Das Dorf Syam-Mozhga wurde 1861 gegründet, und im selben Jahr wurde gemäß dem Erlass des Heiligen Synods vom 13. März eine Gemeinde eröffnet. Damals wurde auch die erste Holzkirche mit Mitteln der Gemeindemitglieder errichtet, deren Vorsteher Illarion Kokoulin wurde. Die Kirche wurde zu Ehren des Heiligen Basilius des Großen geweiht. Sie diente aktiv den Gemeindemitgliedern: 1868 wurde ein kirchliches Fürsorgewerk gegründet, und 1878 wurde eine kirchliche Schule eröffnet.
Der erste Pfarrer der Kirche war Protopresbyter Matfei Kibaridin, der eine Schlüsselrolle bei der Gründung der Michael-Archangel-Kirche spielte. Schon beim Bau des Holztempels erkannte er die Notwendigkeit eines neuen Gebäudes für die Gemeindemitglieder, da die Gegend dicht besiedelt war. Bis 1889 umfasste die Gemeinde Dörfer und Siedlungen wie Vavozh, Multan, Syumsi und andere.

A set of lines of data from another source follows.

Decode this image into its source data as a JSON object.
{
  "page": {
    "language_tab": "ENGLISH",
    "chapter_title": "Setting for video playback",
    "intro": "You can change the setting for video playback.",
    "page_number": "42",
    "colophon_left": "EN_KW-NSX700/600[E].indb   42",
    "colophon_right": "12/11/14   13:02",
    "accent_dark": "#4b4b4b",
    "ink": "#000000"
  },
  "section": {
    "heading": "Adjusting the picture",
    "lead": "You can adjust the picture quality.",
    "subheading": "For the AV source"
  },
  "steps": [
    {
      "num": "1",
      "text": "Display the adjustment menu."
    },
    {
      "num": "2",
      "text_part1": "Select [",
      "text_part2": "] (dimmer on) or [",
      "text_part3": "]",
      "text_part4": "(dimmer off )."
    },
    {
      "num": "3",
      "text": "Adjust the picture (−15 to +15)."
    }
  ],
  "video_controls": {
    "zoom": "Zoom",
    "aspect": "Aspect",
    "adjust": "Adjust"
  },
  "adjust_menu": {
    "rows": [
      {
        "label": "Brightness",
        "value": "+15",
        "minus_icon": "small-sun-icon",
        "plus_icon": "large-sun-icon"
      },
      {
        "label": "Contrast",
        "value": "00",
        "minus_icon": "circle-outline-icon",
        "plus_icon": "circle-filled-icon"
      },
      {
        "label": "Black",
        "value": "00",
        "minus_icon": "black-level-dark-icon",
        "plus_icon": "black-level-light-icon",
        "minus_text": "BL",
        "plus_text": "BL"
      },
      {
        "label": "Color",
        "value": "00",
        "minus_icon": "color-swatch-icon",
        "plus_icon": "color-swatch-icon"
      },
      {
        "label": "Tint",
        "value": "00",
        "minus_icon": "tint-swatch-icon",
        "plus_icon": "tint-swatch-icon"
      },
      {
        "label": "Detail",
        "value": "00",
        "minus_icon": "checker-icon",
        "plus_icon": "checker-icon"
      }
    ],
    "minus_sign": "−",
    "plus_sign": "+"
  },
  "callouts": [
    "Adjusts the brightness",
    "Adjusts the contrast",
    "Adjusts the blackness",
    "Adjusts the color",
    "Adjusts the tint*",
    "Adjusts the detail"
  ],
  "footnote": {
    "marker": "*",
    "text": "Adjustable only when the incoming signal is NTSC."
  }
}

Im Jahr 1902 begann der Bau der Steinkirche mit Mitteln der Gemeindemitglieder und Wohltäter. Spenden wurden für den Mauerbau und die Verpflegung der Bauarbeiter gesammelt, und auch die Einheimischen halfen aktiv. Der Bau dauerte fünf Jahre.
Protopresbyter Matfei Kibaridin erlebte den Abschluss des Baus im Jahr 1907 nicht, und sein Werk wurde von seinem Sohn, dem Priester Wasilij Kibaridin, fortgesetzt. Am 9. Dezember 1909 weihte er die Kirche mit der Erlaubnis des Erzbischofs von Vyatka und Slobodskij, Filaret. Der Hauptaltar wurde zu Ehren des Erzengels Michael geweiht, und die hölzerne Basiliuskirche wurde geschlossen.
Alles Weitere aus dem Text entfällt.